Badan Energi Atom Internasional (IAEA) telah mulai memberikan dukungan di tempat untuk empat pembangkit listrik tenaga nuklir lagi di Ukraina sebagai tanggapan atas permintaan dari negara tersebut, Direktur Jenderal IAEA Rafael Mariano Grossi mengatakan dalam sebuah pernyataan video pada hari Kamis.
Empat pabrik tambahan itu adalah Rivne, Khmelnytskyi, Ukraina Selatan, dan Chornobyl. Sejak September, para ahli IAEA telah memberikan dukungan di lokasi untuk Zaporizhzhia, pembangkit listrik tenaga nuklir terbesar di Eropa, yang diduduki oleh pasukan Rusia.
Menyusul serangan Rusia terhadap infrastruktur energi Ukraina, pembangkit listrik tenaga nuklir Ukraina di Zaporizhzhia, Rivne, Ukraina Selatan, dan Khmelnytskyi terputus dari jaringan dan “dipaksa mengandalkan generator diesel darurat untuk listrik yang mereka butuhkan untuk memastikan keselamatan dan keamanan mereka yang berkelanjutan, ” kata Grossi.
“Situasi yang belum pernah terjadi sebelumnya ini tidak terbayangkan beberapa bulan lalu. Ini sangat mengkhawatirkan,” katanya.
“Kita harus melakukan segalanya untuk mencegah kecelakaan nuklir di salah satu fasilitas nuklir ini, yang hanya akan menambah penderitaan mengerikan yang telah kita saksikan di Ukraina. Sekarang waktunya untuk bertindak.”
Beberapa konteks: Rabu adalah pertama kalinya empat operasional Ukraina pembangkit listrik tenaga nuklir secara bersamaan ditutup dalam 40 tahun, kepala perusahaan energi nuklir negara Energoatom mengatakan dalam sebuah pernyataan. Petro Kotin mengatakan itu adalah tindakan pencegahan dan dia berharap mereka akan terhubung kembali pada Kamis malam. Tiga pabrik yang berfungsi penuh di tangan Ukraina akan membantu memasok listrik ke jaringan nasional, katanya.

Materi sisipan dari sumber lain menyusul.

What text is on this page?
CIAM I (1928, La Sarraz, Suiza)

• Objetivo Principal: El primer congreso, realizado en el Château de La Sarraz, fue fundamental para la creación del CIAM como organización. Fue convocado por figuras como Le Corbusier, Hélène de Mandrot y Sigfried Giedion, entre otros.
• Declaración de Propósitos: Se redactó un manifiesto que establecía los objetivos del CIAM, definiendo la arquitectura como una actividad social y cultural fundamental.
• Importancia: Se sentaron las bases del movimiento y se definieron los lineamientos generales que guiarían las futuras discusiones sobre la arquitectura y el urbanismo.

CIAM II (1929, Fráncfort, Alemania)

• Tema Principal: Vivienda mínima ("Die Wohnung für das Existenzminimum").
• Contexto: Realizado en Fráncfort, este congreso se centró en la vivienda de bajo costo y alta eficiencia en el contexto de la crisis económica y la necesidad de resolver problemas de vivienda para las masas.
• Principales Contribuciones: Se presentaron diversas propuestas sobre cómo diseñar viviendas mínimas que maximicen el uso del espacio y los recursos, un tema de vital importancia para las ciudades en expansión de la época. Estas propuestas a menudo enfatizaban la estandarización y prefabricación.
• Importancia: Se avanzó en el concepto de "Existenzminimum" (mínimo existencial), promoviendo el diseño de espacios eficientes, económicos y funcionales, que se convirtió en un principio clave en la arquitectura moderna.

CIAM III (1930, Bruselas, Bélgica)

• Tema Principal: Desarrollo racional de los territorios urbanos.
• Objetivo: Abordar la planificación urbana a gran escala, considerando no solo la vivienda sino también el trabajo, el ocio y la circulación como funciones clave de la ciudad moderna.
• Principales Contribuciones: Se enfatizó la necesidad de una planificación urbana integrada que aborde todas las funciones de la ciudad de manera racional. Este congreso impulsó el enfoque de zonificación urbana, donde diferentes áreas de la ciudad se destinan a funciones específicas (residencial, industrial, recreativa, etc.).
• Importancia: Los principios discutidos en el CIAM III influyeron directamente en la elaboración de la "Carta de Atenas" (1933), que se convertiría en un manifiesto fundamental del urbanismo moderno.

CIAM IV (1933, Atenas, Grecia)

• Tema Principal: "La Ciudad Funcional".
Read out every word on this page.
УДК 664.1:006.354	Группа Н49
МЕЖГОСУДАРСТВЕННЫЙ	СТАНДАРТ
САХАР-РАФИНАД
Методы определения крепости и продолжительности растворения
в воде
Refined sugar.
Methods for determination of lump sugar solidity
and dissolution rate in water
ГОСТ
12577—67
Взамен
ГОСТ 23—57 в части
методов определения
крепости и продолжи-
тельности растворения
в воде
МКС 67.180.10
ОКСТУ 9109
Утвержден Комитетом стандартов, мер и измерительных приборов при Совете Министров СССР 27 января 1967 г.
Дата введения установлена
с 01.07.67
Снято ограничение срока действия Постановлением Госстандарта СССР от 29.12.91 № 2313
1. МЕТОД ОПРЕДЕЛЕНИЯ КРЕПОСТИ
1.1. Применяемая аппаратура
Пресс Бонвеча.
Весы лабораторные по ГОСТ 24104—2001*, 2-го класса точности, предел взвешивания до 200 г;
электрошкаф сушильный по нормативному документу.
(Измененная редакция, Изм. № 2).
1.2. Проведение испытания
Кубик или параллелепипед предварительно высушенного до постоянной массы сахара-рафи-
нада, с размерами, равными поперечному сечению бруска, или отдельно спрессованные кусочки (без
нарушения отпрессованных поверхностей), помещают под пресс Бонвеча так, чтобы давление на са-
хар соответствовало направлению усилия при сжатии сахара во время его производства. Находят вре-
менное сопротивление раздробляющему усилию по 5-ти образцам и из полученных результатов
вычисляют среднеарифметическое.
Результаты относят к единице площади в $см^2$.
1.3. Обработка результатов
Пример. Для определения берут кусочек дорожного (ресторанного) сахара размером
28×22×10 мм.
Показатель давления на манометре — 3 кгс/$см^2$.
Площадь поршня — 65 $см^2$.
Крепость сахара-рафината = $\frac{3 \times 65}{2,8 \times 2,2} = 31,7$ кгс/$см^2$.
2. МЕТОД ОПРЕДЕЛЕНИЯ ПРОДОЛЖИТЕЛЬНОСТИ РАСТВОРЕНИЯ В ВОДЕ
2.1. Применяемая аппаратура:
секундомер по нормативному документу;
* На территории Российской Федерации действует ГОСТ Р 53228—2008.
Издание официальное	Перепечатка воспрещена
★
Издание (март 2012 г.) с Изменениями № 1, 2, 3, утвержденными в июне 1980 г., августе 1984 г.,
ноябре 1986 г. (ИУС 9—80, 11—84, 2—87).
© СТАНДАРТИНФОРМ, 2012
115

Ukraina sangat bergantung pada energi nuklir, menurut Asosiasi Nuklir Dunia. Ini memiliki 15 reaktor di empat pabrik yang, sebelum invasi skala penuh Rusia pada bulan Februari, menghasilkan sekitar setengah dari listriknya.
Rusia telah mengalihkan perhatiannya untuk menghancurkan infrastruktur energi di Ukraina menjelang musim dingin yang pahit, dan gelombang serangan berturut-turut telah membuat sebagian besar negara menghadapi pemadaman bergilir.